Stavolta fu Dazai a strattonarlo: «Non ho usato i sonniferi perché, come tu hai sottolineato in un insperato moto d’intelligenza, abbiamo bisogno di interrogarti e non volevo ucciderti. Perciò quando ti sei svegliato ho dovuto chiamare Yosano-sensei.»

Yosano-sensei, che assomigliava molto ad un medico da strapazzo e che sicuramente sarebbe piaciuta moltissimo a Motojirou, sorrise sinistramente mentre picchiettava una siringa. 

«Sonniferi, sì», commentò pensierosa, più rivolta a se stessa che a lui o Dazai, «è proprio quello che ci vuole.»

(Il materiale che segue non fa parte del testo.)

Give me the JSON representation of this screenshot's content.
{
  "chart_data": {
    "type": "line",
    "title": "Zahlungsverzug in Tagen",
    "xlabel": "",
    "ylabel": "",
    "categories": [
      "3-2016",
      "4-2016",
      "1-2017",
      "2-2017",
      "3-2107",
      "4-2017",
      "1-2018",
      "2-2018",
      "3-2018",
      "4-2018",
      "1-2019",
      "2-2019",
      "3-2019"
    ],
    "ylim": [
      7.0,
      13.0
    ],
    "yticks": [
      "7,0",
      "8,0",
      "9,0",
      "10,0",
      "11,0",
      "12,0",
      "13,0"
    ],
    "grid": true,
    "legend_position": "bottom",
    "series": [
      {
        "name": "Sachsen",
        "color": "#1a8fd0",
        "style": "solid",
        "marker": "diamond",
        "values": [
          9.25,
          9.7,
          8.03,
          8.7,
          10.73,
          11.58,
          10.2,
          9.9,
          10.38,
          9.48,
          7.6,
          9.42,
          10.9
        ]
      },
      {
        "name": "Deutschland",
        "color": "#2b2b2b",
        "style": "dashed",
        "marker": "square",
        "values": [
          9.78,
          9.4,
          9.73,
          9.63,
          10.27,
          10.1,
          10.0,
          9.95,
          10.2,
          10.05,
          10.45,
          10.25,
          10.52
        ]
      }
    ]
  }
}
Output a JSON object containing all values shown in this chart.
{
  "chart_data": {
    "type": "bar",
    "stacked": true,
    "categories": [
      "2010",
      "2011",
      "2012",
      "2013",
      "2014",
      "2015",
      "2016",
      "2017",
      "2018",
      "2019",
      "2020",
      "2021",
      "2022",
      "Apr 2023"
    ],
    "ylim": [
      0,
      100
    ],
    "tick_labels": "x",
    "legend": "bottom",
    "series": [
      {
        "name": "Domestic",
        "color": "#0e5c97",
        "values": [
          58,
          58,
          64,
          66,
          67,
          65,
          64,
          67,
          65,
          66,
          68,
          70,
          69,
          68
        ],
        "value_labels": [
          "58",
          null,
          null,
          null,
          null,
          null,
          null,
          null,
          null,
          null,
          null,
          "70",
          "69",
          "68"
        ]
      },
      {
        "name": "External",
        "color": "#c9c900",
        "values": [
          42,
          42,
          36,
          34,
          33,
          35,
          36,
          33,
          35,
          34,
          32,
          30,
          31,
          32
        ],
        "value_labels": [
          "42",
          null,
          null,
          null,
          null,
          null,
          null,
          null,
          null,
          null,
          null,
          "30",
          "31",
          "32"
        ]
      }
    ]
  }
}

Poi si avvicinò a lui, spiegando a Dazai come tenerlo fermo. Se avesse avuto la sua abilità non c’era dubbio che sarebbe riuscito a liberarsi, e viste le sue doti di combattimento, di gran lunga superiori a quelle che Dazai sarebbe mai riuscito ad ottenere con quelle braccine gracili che si ritrovava, non c’era dubbio che se avesse avuto pieno controllo delle sue facoltà motorie, sarebbe riuscito a liberarsi anche senza la sua abilità. Però Dazai continuava a immobilizzargli il braccio, e il resto del suo corpo non rispondeva tanto rapidamente come avrebbe voluto, perciò parve quasi che ebbe uno spasmo nel momento in cui l’ago trovò la sua vena. 

L’ultima cosa che vide, incapace di combattere le palpebre che si facevano sempre più pesanti, fu la faccia di cazzo sorridente di Dazai, che sventolava una mano e gli augurava un buon sonnellino. Poi si fece tutto buio e non sentì più nulla.